What is apparent is that the power given by rule 146 should be exercised cautiously and only as a last resort. The AON case shows that, in exercising discretions in relation to the conduct of proceedings, the Court should have regard to broader considerations than merely the respective interests of the parties to the litigation. The purposes of rule 146.1 might be described as allowing the Court:
1.To protect the integrity of its processes;
2.To do justice between the parties;
3.To maintain public confidence in the judicial system; and
4.To ensure the efficient use of publicly funded resources.
In any given matter, it might be that one or other of the purposes becomes the major consideration, but all four of the purposes are relevant to the exercise of the discretion.
The second and fourth respondents have not complied with their obligations under the rules and, more concerningly, have not complied with direct orders of the Court to prepare the matter for trial. That conduct seriously prejudices the proper and expeditious of an action. The matter would most likely need to be adjourned if affidavits were provided at this late stage. The question of maintaining public confidence in the judicial systems arises, as does the issue of the efficient use of publicly funded resources.

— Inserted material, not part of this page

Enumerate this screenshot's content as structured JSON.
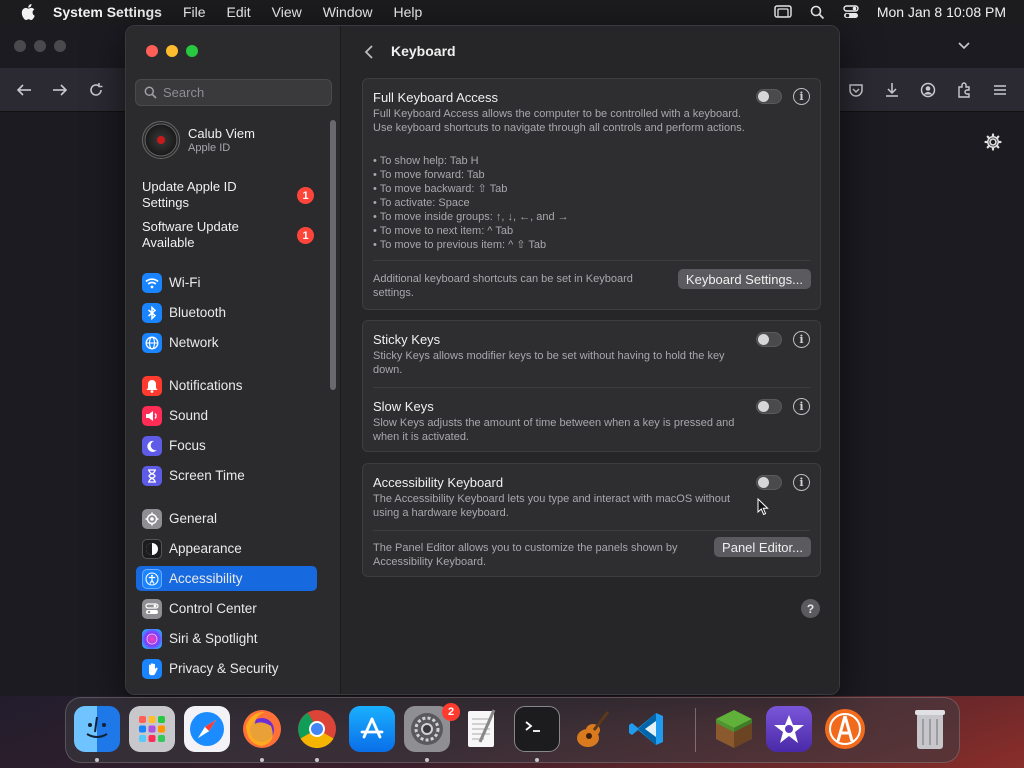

It is appropriate to make orders on the application.
In considering what orders to make pursuant to rule 146, the Court should do the minimum necessary to rectify the prejudice caused by the failure of the respondents to comply with orders of the Court. The principal relief sought by the applicant is an order for possession of the two properties. Other orders are sought on the guarantees and a judgment for a monetary sum is also sought. The justice of the situation is met by making the order for possession and standing over the balance of the issues. Once the properties are sold, it may be that, if the debt is repaid in full, the other issues will fall away.